ONU pede à Argentina e ao Reino Unido para retomarem diálogo sobre Ilhas Malvinas ou Falkland
BR

25 junho 2021

Para a organização, a solução pacífica é a única forma de resolver a controvérsia sobre a soberania do arquipélago; na reunião na Assembleia Geral, vários países latino-americanos incluindo o Brasil manifestaram apoio à Argentina.

O Comitê Especial de Descolonização da ONU debateu na quinta-feira a questão da soberania das Ilhas Malvinas ou Falkland numa sessão em Nova Iorque.

No encontro, foi pedido à Argentina e ao Reino Unido para retomarem o diálogo e “encontrarem o mais rapidamente possível uma solução pacífica” para a disputa, que levou os dois países a uma guerra em 1982.

O ministro das Relações Exteriores da Argentina, Felipe Carlos Solá, que disse que seu país está disposto a negociar a soberania das ilhas
ONU/Mark Garten
O ministro das Relações Exteriores da Argentina, Felipe Carlos Solá, que disse que seu país está disposto a negociar a soberania das ilhas

Moradores

A resolução, adotada por consenso, reiterou que a forma de acabar com a “situação particular colonial” do arquipélago é por meio de uma solução negociada da controvérsia.

O texto apoiado por Bolívia, Cuba, Chile, Equador, Nicarágua e Venezuela lamenta que apesar do amplo respaldo internacional, inúmeras resoluções da Assembleia Geral sobre o tema ainda não foram implementadas.

Moradores das ilhas e autores de petições de ambos os lados: argentino e britânico apresentaram suas razões ao Comitê para advogar que a soberania do arquipélago seja conferida a um ou outro país. 

Participou da sessão, o ministro das Relações Exteriores da Argentina, Felipe Carlos Solá, que disse que seu país está disposto a negociar a soberania das ilhas. 

Componente militar

Segundo ele, o Reino Unido estaria pretendendo desconhecer os chamados da ONU ao diálogo por “amparar-se num suposto direito à livre autodeterminação” dos moradores do arquipélago. 

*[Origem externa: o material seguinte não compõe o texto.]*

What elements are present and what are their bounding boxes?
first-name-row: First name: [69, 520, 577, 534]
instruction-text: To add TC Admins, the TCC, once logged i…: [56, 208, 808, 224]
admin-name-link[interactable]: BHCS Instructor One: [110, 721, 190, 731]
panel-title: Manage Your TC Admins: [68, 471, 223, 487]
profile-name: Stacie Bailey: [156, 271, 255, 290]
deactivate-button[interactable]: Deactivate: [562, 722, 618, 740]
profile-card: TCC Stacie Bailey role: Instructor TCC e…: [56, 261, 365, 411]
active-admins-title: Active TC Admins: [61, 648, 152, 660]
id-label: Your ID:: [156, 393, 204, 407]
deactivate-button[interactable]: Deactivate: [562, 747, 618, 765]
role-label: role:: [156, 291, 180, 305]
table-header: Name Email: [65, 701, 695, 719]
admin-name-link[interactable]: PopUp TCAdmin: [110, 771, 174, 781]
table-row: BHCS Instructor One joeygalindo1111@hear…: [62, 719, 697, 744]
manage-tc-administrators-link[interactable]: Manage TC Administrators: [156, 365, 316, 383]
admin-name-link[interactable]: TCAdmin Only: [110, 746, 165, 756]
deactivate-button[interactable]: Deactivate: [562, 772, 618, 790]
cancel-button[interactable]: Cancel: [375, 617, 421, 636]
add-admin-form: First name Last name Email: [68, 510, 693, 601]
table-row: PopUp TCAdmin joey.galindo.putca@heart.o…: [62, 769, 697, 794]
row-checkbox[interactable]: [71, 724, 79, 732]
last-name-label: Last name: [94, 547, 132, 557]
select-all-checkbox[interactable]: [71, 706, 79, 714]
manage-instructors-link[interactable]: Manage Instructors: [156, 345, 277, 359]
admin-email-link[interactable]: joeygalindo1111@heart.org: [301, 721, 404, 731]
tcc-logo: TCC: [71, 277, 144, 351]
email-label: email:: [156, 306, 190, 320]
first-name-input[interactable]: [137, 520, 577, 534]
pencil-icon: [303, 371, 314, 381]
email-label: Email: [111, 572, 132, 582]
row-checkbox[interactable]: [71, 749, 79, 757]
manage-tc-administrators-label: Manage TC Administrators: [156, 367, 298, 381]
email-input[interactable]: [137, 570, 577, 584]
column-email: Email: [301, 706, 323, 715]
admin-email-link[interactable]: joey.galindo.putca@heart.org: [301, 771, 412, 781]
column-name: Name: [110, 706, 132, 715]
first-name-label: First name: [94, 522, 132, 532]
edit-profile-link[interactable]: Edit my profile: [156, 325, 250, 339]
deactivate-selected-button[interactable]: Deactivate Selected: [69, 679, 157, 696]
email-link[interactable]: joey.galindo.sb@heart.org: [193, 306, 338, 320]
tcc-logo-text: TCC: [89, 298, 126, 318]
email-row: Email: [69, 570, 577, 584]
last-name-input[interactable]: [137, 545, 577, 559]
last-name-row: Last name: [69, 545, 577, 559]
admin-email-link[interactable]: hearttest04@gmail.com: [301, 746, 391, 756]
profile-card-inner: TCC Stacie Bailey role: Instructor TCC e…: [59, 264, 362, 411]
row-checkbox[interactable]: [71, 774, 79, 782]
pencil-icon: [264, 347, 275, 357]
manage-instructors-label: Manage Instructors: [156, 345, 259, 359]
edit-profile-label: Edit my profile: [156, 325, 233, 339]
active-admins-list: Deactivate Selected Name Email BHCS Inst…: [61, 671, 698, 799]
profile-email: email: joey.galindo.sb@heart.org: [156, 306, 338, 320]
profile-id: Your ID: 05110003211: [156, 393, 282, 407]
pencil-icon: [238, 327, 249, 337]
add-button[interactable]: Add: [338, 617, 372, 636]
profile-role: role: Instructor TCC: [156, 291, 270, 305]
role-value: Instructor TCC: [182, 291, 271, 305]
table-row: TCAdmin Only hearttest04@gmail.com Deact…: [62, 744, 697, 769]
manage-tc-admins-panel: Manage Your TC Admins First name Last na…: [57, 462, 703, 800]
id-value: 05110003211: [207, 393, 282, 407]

E que somente quando os residentes decidissem pelas negociações é que o Reino Unido se posicionaria.

Para o chanceler argentino, a presença britânica no Atlântico Sul “com uma base de 2 mil pessoas com elementos nucleares” tem um componente militar sem “razão de ser”.

Já o embaixador do México na ONU, Ramón de la Fuente, falou em nome da Comunidade dos Estados Latino-Americanos e Caribenhos, Celac, apoiando ao que chamou de “legítimos direitos” da Argentina no tema e defendeu a retomada do diálogo entre os governos de Buenos Aires e Londres.

Em 2013, foi realizado um plebiscito nas Ilhas Malvinas ou Falkland para decidir sobre o status do arquipélago. 

Mais de 90% dos eleitores compareceram às urnas e deste total 99,8% votaram a favor de permanecer associados ao Reino Unido.